One of the most common questions I receive is, “what are your insider tips for planning a wedding?” While certain things have changed and evolved over time, my philosophy on event planning through the five senses has remained the same. However, there are a few tips and tricks when it comes to wedding planning and execution that can make all the difference. Once you select a date and venue, the planning process can truly begin. Below are my latest ideas for planning the wedding you really want.
1. Dream Big! Imagine what your wedding might look like. It costs nothing to dream. Tear articles from magazines, start a Pinterest board, and collect images from the galleries of ColinCowieWeddings.com. Once you have your vision, it will help your create and shape all your creative decisions moving forward.
2. Pick A Color Scheme ASAP. Choosing your color scheme is the first decision you should make in the wedding planning process. Your wedding is the first joint statement of style as husband and wife, so be sure to choose a color combination that you both love and keep it consistent – from wedding invitations to thank you cards and everything in between, keep in mind the color scheme.
3. Always Negotiate With Your Creative Partners. While it may sound unseemly, there’s nothing wrong with negotiating with your wedding vendors. It all comes down to how you do it. Rather than break down each part of the estimate and alienating the vendor, it’s much better to let the vendor know that it is more than you can spend and then ask for their suggestions on how to pare down the cost. If their estimate comes in higher than expected after you already let them know your budget, be polite but firm in explaining that you have to stick to your original budget. However, in the end, even if you have connections in a particular industry, you should not expect discounts. Don’t take it personally, because at the end of the day, this is someone’s business and they may not have the ability to offer a discount.

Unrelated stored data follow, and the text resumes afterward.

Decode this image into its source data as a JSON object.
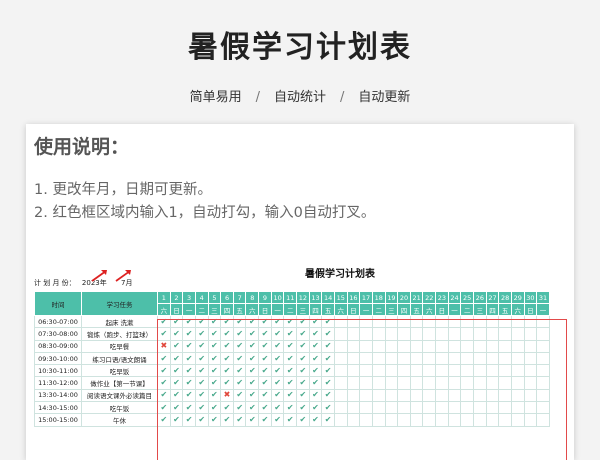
{
  "header": {
    "title": "暑假学习计划表",
    "tags": [
      "简单易用",
      "自动统计",
      "自动更新"
    ],
    "separator": "/"
  },
  "usage": {
    "heading": "使用说明：",
    "lines": [
      "1. 更改年月，日期可更新。",
      "2. 红色框区域内输入1，自动打勾，输入0自动打叉。"
    ]
  },
  "sheet": {
    "title": "暑假学习计划表",
    "plan_label": "计 划 月 份：",
    "year": "2023年",
    "month": "7月",
    "col_time": "时间",
    "col_task": "学习任务",
    "days": [
      "1",
      "2",
      "3",
      "4",
      "5",
      "6",
      "7",
      "8",
      "9",
      "10",
      "11",
      "12",
      "13",
      "14",
      "15",
      "16",
      "17",
      "18",
      "19",
      "20",
      "21",
      "22",
      "23",
      "24",
      "25",
      "26",
      "27",
      "28",
      "29",
      "30",
      "31"
    ],
    "weekdays": [
      "六",
      "日",
      "一",
      "二",
      "三",
      "四",
      "五",
      "六",
      "日",
      "一",
      "二",
      "三",
      "四",
      "五",
      "六",
      "日",
      "一",
      "二",
      "三",
      "四",
      "五",
      "六",
      "日",
      "一",
      "二",
      "三",
      "四",
      "五",
      "六",
      "日",
      "一"
    ],
    "rows": [
      {
        "time": "06:30-07:00",
        "task": "起床 洗漱",
        "marks": "11111111111111"
      },
      {
        "time": "07:30-08:00",
        "task": "锻炼（跑步、打篮球）",
        "marks": "11111111111111"
      },
      {
        "time": "08:30-09:00",
        "task": "吃早餐",
        "marks": "01111111111111"
      },
      {
        "time": "09:30-10:00",
        "task": "练习口语/语文朗诵",
        "marks": "11111111111111"
      },
      {
        "time": "10:30-11:00",
        "task": "吃早饭",
        "marks": "11111111111111"
      },
      {
        "time": "11:30-12:00",
        "task": "做作业【第一节课】",
        "marks": "11111111111111"
      },
      {
        "time": "13:30-14:00",
        "task": "阅读语文课外必读篇目",
        "marks": "11111011111111"
      },
      {
        "time": "14:30-15:00",
        "task": "吃午饭",
        "marks": "11111111111111"
      },
      {
        "time": "15:00-15:00",
        "task": "午休",
        "marks": "11111111111111"
      }
    ],
    "check_symbol": "✔",
    "cross_symbol": "✖"
  },
  "colors": {
    "header_bg": "#4dbfa9",
    "check": "#49a98c",
    "cross": "#e0463a",
    "redbox": "#e24a4a"
  }
}
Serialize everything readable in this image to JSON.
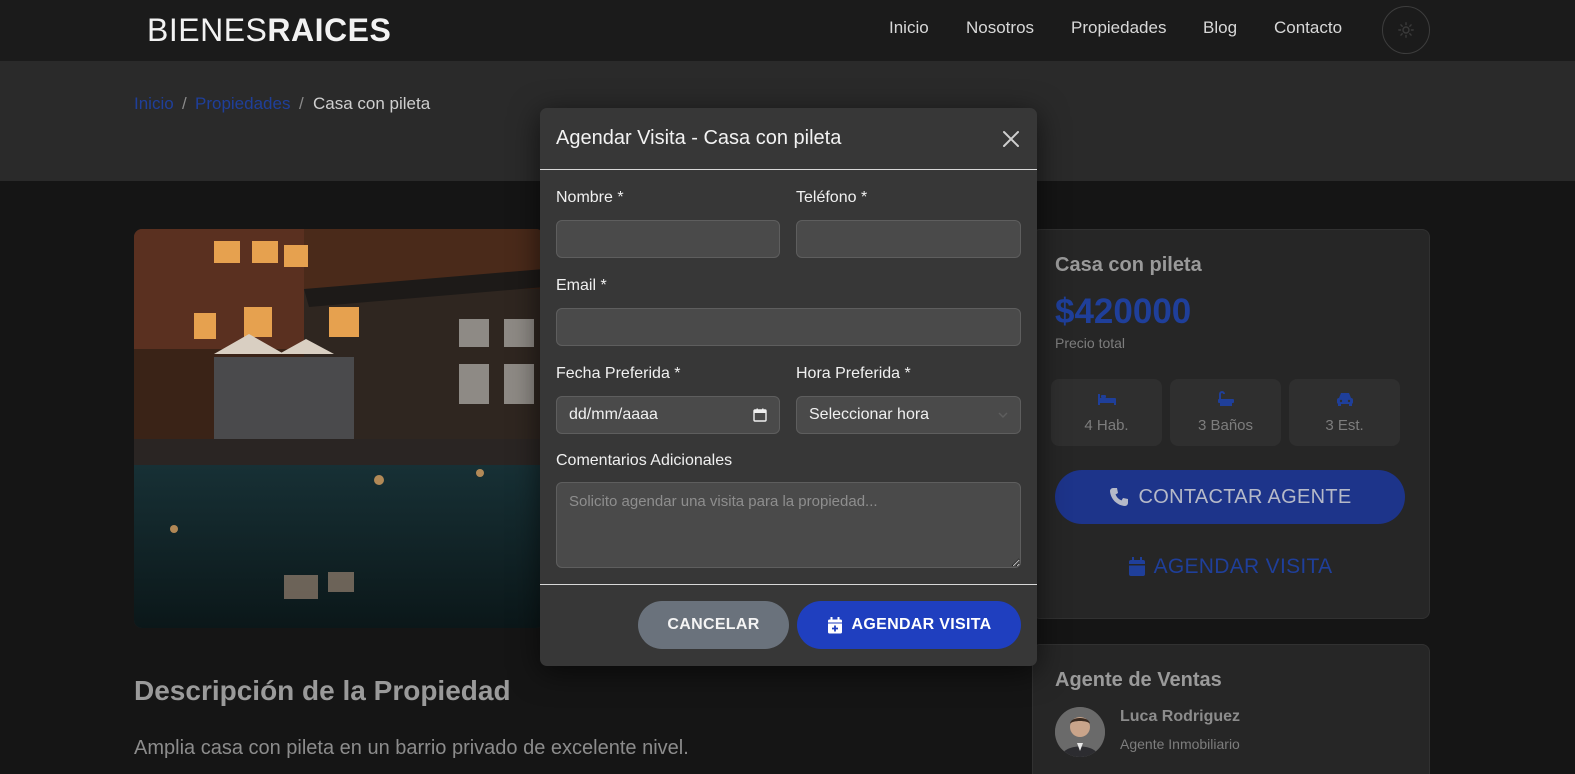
{
  "header": {
    "logo_thin": "BIENES",
    "logo_bold": "RAICES",
    "nav": [
      "Inicio",
      "Nosotros",
      "Propiedades",
      "Blog",
      "Contacto"
    ],
    "theme_icon": "sun-icon"
  },
  "breadcrumb": {
    "items": [
      "Inicio",
      "Propiedades",
      "Casa con pileta"
    ],
    "separator": "/"
  },
  "property": {
    "description_title": "Descripción de la Propiedad",
    "description_text": "Amplia casa con pileta en un barrio privado de excelente nivel."
  },
  "summary_card": {
    "title": "Casa con pileta",
    "price": "$420000",
    "price_label": "Precio total",
    "features": [
      {
        "icon": "bed-icon",
        "label": "4 Hab."
      },
      {
        "icon": "bath-icon",
        "label": "3 Baños"
      },
      {
        "icon": "car-icon",
        "label": "3 Est."
      }
    ],
    "contact_button": "CONTACTAR AGENTE",
    "visit_button": "AGENDAR VISITA"
  },
  "agent_card": {
    "title": "Agente de Ventas",
    "name": "Luca Rodriguez",
    "role": "Agente Inmobiliario"
  },
  "modal": {
    "title": "Agendar Visita - Casa con pileta",
    "labels": {
      "name": "Nombre *",
      "phone": "Teléfono *",
      "email": "Email *",
      "date": "Fecha Preferida *",
      "time": "Hora Preferida *",
      "comments": "Comentarios Adicionales"
    },
    "values": {
      "name": "",
      "phone": "",
      "email": ""
    },
    "date_placeholder": "dd/mm/aaaa",
    "time_placeholder": "Seleccionar hora",
    "comments_placeholder": "Solicito agendar una visita para la propiedad...",
    "cancel_button": "CANCELAR",
    "submit_button": "AGENDAR VISITA"
  },
  "colors": {
    "accent": "#1f3fbf",
    "accent_dim": "#1f3f9a",
    "modal_bg": "#373737",
    "page_bg": "#151515"
  }
}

4. Budget For Lighting. Lighting can make the biggest difference in your event, so try to keep this in mind when planning your budget. Trim the menu or limit the floral expenses, but be sure to allocate for good event lighting. Lighting design is one of the easiest ways to take a wedding from cookie-cutter to distinctive. With advances in today’s lighting technology, you can take any reception space from ordinary to extraordinary with proper lighting.
5. Minimize Spacing Between Tables. Spacing between tables is important and often overlooked. When faced with a large ballroom that holds five hundred and a guest list that numbers three hundred, your instinct may be to spread tables around to fill the space. That leaves a lot of desolate empty space between tables. I think guests should be kept closer together. No matter how large the space may be, I cluster tables close together, illuminate them, and leave any empty area around the perimeter in the darkness. The empty area disappears, and you are left with a party setting that is full of life, noise, and energy. Don’t worry about the waiters; leave one to two feet between the chair backs and they will be able to get through.
6. Remember: You Are Hosts. The comfort of your guests is of utmost importance! Your wedding is a statement of style, but true style has nothing to do with what you wear or how much money you spend – it’s about how you treat your guests. How you welcome and treat your guests is more important than the food you serve or the dress you wear. A wedding leaves a lasting impression because of the overall experience, not the cost of the parts.
7. There’s No Such Thing As A “Perfect” Wedding. I never use the word ‘perfect.’ In life, your best is more than good enough. Whenever a bride comes to me and says she wants the perfect wedding, I tell her she’s come to the wrong man. However, I always tell her I will do my best for her. The word ‘perfect’ conjures up too high an expectation. Something will inevitably go wrong, but that’s why you hire wedding professionals! It’s the job of the planner to not only prevent mistakes, but divert, placate, and resolve any issues that may arise.